А два года назад их театр гастролировал в Испании. Номера ее и Жан-Марка оказались рядом. Несколько вечеров они провели в задушевных беседах. Несмотря на разницу в возрасте, у них обнаружилось много общего. Потом все произошло просто и естественно, правда, без романтических ухаживаний и трепетных признаний.
Аньес прекрасно понимала, что со стороны Жан-Марка «безумной любви» нет, однако сама привязалась к нему по-женски самозабвенно и преданно.

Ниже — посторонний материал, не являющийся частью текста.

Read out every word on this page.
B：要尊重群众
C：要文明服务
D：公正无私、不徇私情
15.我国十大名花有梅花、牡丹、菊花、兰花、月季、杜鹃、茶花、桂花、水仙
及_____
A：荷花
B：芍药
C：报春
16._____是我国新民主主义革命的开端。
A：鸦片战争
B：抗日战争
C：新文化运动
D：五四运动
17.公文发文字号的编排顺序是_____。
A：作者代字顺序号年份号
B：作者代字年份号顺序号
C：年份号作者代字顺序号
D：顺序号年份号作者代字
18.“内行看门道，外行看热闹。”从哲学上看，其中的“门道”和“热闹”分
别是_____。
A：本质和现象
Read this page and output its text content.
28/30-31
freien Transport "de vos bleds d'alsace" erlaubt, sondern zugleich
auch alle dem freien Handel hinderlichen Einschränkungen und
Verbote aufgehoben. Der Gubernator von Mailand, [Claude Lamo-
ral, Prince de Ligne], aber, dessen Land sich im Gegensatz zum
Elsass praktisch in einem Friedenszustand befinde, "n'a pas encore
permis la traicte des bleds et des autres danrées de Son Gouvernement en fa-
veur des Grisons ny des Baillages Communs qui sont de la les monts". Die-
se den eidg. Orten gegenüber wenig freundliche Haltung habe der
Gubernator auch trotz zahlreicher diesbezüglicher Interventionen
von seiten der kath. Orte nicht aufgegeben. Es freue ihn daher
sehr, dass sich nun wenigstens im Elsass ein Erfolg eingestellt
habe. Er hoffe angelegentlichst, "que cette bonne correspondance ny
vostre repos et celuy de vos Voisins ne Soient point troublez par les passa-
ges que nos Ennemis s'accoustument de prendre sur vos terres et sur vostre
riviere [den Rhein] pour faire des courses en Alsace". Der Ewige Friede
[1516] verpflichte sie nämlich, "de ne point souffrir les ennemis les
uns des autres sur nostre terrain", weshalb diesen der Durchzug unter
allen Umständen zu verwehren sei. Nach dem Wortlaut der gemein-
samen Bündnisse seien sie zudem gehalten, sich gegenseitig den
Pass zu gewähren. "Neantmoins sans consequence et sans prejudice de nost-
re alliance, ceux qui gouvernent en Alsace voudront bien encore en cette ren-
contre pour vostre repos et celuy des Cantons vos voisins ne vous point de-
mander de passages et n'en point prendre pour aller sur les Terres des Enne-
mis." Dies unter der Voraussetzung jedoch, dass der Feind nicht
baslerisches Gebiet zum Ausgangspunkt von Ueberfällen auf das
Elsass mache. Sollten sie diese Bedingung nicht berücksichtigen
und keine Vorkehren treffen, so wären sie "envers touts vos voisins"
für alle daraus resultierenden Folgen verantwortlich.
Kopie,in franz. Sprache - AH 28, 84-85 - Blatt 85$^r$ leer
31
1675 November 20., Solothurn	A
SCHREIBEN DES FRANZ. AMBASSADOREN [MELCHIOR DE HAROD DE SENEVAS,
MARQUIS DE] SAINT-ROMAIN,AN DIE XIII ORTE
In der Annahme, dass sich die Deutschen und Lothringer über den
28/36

А теперь ей вдруг стало казаться, что сильное, глубокое чувство к Жан-Марку тоже ничем не закончится. И как же он, глупый, не понимает, что лучше ее никого ему не найти! Они столько времени провели вместе в театре и на гастролях и, что называется, хорошо притерлись друг к другу. Но, в конце концов, что же делать, если человек так дорожит своей холостяцкой свободой…
Хотя причину своей внезапной хандры и грустных мыслей Аньес прекрасно понимала. Уже две недели, как она собиралась сообщить Жан-Марку одну весьма существенную для нее новость. Будет ли эта новость и для него желанной? И все же она слишком хорошо знала Жан-Марка, чтобы сомневаться в нем. Вот он поправится, придет в себя, и она скажет ему, что через семь месяцев на свет появится их общий ребенок. Нет, она не собирается давить, на чем-то настаивать. В конце концов, она прекрасно может и сама вырастить малыша. Но чутье подсказывало ей, что Жан-Марк будет прекрасным отцом — нежным, умным и любящим.
Однако сейчас, больной, беспомощный, он сам похож на большого ребенка, которого надо утешать и лечить. И значит, столь важный для нее разговор она отложит до его выздоровления. А там будь что будет.